Chi conosce la realtà dei territori sa bene quanto le politiche di coesione europee abbiano rappresentato, negli anni, una leva decisiva per la crescita del Mezzogiorno e per la sopravvivenza amministrativa di tanti enti locali. Oggi, con l’annunciata riforma della Commissione europea, tutto questo rischia di saltare e si delinea uno scenario gravissimo per il Sud Italia e per gli enti locali. Infatti, l’ipotesi di un fondo unico che inglobi i principali strumenti di finanziamento rappresenta una scelta che impoverisce le comunità, tagliando fuori le Regioni.
di Roberto Gravina
Dietro alla retorica della razionalizzazione si nasconde un’operazione pericolosa: l’azzeramento della politica di coesione.

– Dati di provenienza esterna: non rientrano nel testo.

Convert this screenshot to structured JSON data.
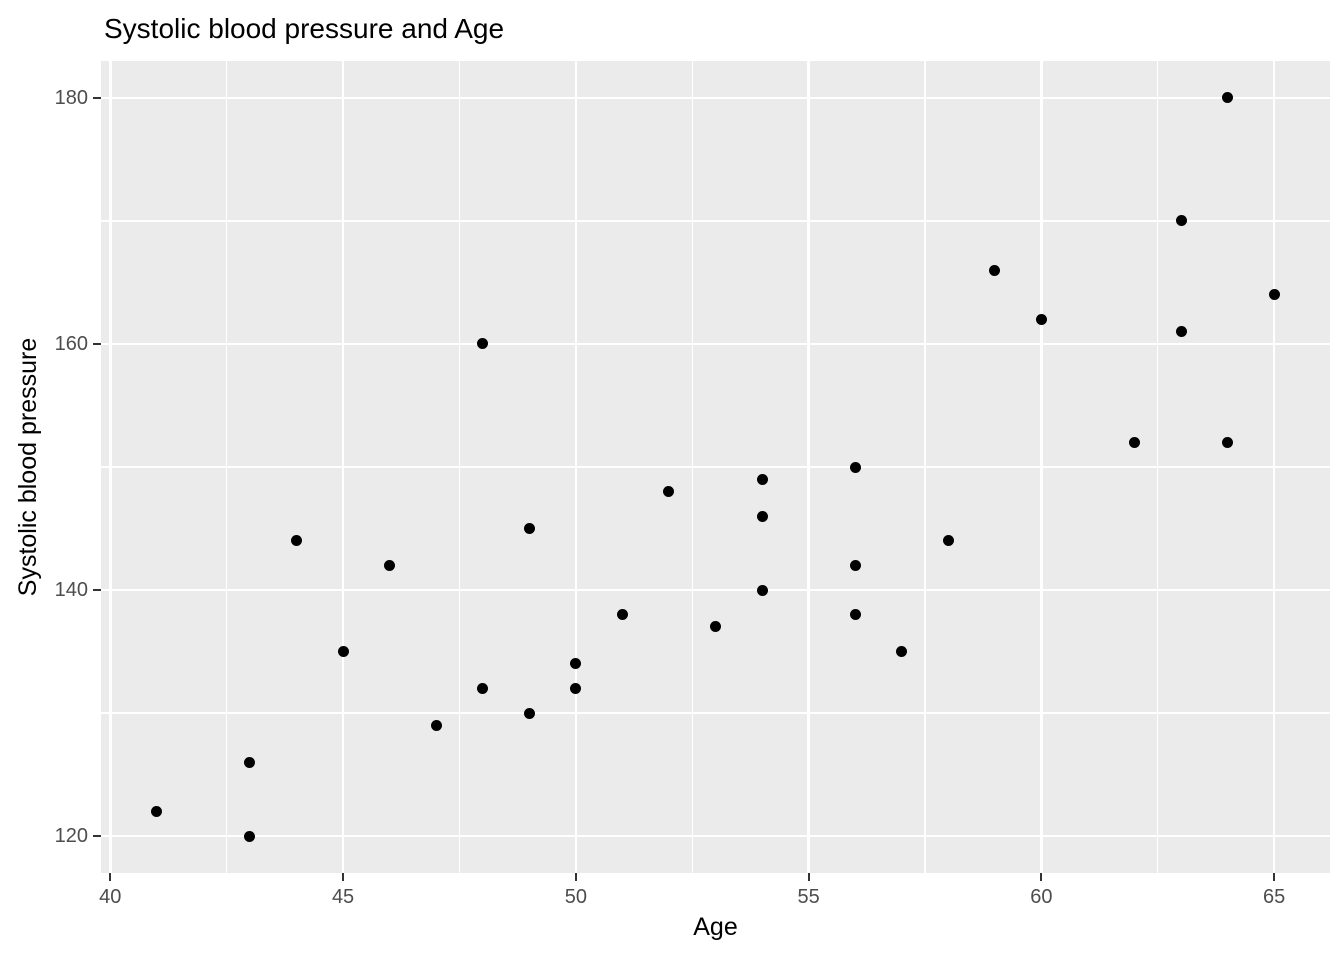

I fondi destinati alle Regioni, con i quali gli enti locali hanno potuto attivare interventi concreti su infrastrutture, ambiente, inclusione sociale e sviluppo territoriale, rischiano di essere ridotti. Il tutto per far spazio a un’impostazione che dirotta risorse fondamentali per finanziare il riarmo. Siamo di fronte a una scelta che segna uno spartiacque: si privilegia una logica militare rispetto alla giustizia sociale e territoriale.
Un segnale pericoloso
Non è quindi solo una questione di cifre, ma di visione politica. Cancellare i fondi strutturali come li abbiamo conosciuti (Por, Pac, Fesr, Fse), per concentrare le risorse a livello centrale e spostarne una quota significativa su priorità militari, è un segnale pericoloso. È il ritorno a un’Europa distante, che preferisce i palazzi ai territori, la geopolitica alle periferie sociali. Il Sud non è una zavorra: è una promessa da mantenere, con i fatti e non solo con gli slogan.
Il Movimento 5 Stelle, grazie al lavoro incisivo dei suoi europarlamentari, sta opponendo una resistenza netta a questo disegno: Palmisano, Tridico, Pedullà e gli altri nostri rappresentanti a Bruxelles stanno portando avanti una battaglia coraggiosa. Non si tratta solo di dire no a un provvedimento, ma di difendere un’idea di Europa fondata sull’equità, sulla solidarietà e sulla prossimità amministrativa. È grazie a queste voci che la verità sta emergendo: dietro la riforma proposta non c’è efficienza, ma un ridisegno punitivo della geografia degli investimenti.
Il rischio è duplice
Da un lato, si riducono le risorse disponibili per aree già svantaggiate; dall’altro, si svuota progressivamente il ruolo degli enti locali, costretti ad assistere da spettatori a decisioni prese altrove.
Gli enti locali verranno privati non solo di risorse, ma anche di strumenti di programmazione e di intervento diretto. Questo significa indebolire ulteriormente la capacità di risposta delle amministrazioni alle esigenze dei cittadini, soprattutto in quelle realtà dove la marginalità geografica si intreccia con la debolezza economica. Ciò avviene, paradossalmente, nel momento in cui l’Europa, invece, dovrebbe rafforzare la prossimità e il legame tra istituzioni e comunità.
Se l’Unione Europea vuole sopravvivere come progetto politico condiviso, deve ascoltare i territori, non sacrificarli. L’Europa o torna a essere uno spazio di solidarietà e coesione, o smette di essere riconoscibile agli occhi dei cittadini.